View of the Colosseum from the Orti Farnesiani 1833
oil-paint, oil-on-canvas
oil-paint
landscape
romanticism
history-painting
academic-art
italian-renaissance
oil-on-canvas
Antoine-Félix Boisselier painted this View of the Colosseum from the Orti Farnesiani in oil on canvas. The romantic style of the image presents us with a magnificent ruin, viewed from the overgrown gardens on Palatine Hill. Painted in the first half of the 19th century, the image conjures a long history of European painters who travelled to Italy to see its famous ancient monuments. Boisselier presents the Colosseum as picturesque and sublime, but also empty of any social life. He chooses a viewpoint that is itself a relic of an aristocratic family, the Farnese.

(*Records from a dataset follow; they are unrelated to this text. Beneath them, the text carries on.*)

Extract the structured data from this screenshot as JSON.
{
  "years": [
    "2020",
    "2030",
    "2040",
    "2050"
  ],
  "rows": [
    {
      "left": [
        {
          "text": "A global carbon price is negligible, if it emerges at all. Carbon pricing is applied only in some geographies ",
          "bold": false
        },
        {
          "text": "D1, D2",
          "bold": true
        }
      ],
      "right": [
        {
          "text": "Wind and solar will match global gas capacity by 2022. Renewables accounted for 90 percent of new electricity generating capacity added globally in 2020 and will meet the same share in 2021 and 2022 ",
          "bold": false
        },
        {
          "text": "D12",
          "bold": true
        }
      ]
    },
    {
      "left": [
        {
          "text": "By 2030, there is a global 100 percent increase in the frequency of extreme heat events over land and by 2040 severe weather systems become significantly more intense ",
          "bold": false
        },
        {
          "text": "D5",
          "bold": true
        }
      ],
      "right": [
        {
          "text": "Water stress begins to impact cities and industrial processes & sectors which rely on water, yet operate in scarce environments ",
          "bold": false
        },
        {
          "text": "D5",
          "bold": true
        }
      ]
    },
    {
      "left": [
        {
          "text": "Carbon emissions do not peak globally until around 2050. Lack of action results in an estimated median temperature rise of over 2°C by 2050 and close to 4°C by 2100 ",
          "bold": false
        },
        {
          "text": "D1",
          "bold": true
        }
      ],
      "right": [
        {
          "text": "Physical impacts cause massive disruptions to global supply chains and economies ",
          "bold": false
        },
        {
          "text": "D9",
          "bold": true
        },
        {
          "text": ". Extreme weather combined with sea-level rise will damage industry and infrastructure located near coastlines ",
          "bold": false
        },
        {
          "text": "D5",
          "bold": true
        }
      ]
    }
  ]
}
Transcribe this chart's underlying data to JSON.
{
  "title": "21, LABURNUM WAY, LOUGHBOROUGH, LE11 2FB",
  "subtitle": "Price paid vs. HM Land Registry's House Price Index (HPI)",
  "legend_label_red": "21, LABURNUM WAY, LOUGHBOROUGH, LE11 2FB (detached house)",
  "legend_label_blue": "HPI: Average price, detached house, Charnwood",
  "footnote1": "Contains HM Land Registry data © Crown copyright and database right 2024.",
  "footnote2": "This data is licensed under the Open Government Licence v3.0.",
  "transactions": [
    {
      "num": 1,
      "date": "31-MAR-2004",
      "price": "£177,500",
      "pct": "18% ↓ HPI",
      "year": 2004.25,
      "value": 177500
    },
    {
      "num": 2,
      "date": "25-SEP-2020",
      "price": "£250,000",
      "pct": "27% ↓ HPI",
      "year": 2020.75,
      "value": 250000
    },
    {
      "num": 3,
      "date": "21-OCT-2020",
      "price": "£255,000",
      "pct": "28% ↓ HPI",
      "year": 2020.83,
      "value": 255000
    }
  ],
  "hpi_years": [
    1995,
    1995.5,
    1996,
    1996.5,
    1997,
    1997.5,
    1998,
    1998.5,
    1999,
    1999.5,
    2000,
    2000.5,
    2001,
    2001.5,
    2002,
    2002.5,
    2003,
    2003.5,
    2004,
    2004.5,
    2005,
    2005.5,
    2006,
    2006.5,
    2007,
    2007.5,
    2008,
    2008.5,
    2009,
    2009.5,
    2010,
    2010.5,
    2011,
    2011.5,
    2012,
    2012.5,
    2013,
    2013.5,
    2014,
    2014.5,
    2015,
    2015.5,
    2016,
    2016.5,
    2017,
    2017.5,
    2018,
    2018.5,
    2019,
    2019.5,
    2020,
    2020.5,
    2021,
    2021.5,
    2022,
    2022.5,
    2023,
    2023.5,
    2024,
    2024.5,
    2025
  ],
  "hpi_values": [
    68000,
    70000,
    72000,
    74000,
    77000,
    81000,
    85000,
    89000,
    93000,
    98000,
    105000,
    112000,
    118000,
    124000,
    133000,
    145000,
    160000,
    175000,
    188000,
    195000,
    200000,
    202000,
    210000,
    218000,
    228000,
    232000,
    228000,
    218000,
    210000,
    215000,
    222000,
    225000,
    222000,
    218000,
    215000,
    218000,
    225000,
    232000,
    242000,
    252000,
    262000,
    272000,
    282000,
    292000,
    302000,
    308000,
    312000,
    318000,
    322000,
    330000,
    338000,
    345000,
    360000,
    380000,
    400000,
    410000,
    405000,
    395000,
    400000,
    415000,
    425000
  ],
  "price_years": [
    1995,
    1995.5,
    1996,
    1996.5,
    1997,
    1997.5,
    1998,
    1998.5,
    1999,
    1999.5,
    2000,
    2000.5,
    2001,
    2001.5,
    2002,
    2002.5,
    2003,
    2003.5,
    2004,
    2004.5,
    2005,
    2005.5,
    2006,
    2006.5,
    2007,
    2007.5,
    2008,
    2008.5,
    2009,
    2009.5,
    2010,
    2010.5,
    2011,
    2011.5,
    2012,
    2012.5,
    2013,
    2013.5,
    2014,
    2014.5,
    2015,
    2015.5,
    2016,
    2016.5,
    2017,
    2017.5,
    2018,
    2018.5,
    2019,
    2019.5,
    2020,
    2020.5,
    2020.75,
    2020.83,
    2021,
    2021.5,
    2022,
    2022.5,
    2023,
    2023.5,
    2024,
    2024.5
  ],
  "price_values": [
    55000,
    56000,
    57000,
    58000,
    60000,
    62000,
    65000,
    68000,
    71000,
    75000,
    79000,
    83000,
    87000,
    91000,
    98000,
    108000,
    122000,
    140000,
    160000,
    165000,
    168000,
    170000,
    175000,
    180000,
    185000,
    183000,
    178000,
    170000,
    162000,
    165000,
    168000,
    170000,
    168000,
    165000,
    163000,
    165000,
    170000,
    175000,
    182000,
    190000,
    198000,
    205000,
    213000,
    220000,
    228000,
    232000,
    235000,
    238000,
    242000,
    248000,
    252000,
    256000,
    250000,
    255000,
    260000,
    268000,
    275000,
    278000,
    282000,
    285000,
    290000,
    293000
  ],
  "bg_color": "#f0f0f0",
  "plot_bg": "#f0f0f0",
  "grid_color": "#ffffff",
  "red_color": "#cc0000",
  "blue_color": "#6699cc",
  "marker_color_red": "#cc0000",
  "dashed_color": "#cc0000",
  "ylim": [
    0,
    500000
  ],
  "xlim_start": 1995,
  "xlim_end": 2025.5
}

In its heyday, this garden was filled with classical sculpture, asserting the prestige of the family as patrons and collectors. Now, only a lone monk is present in the foreground. By choosing this vista, Boisselier connects the ancient Roman Empire, the aristocratic families of the Renaissance, and the contemporary tourist trade. We can use tourist guides, hotel lists and ship passenger records to further understand who was seeing these images, and what they meant to different social classes.
Comments
The virtues of heaven and earth merge in this luminous landscape, as a monk sits on an overturned capital (top of a column), repurposed as a place to rest. In the distance, the brilliant midday light envelops the ruins of the Colosseum and the Arch of Titus, reminders of the glory of ancient Rome. The monk’s mind is elsewhere, perhaps absorbed in daily prayers. He’s a Capuchin, identified by his light-brown robe with a small hood, called a cappuccino. Urban legend has it that the popular coffee drink is named after the color of the robe.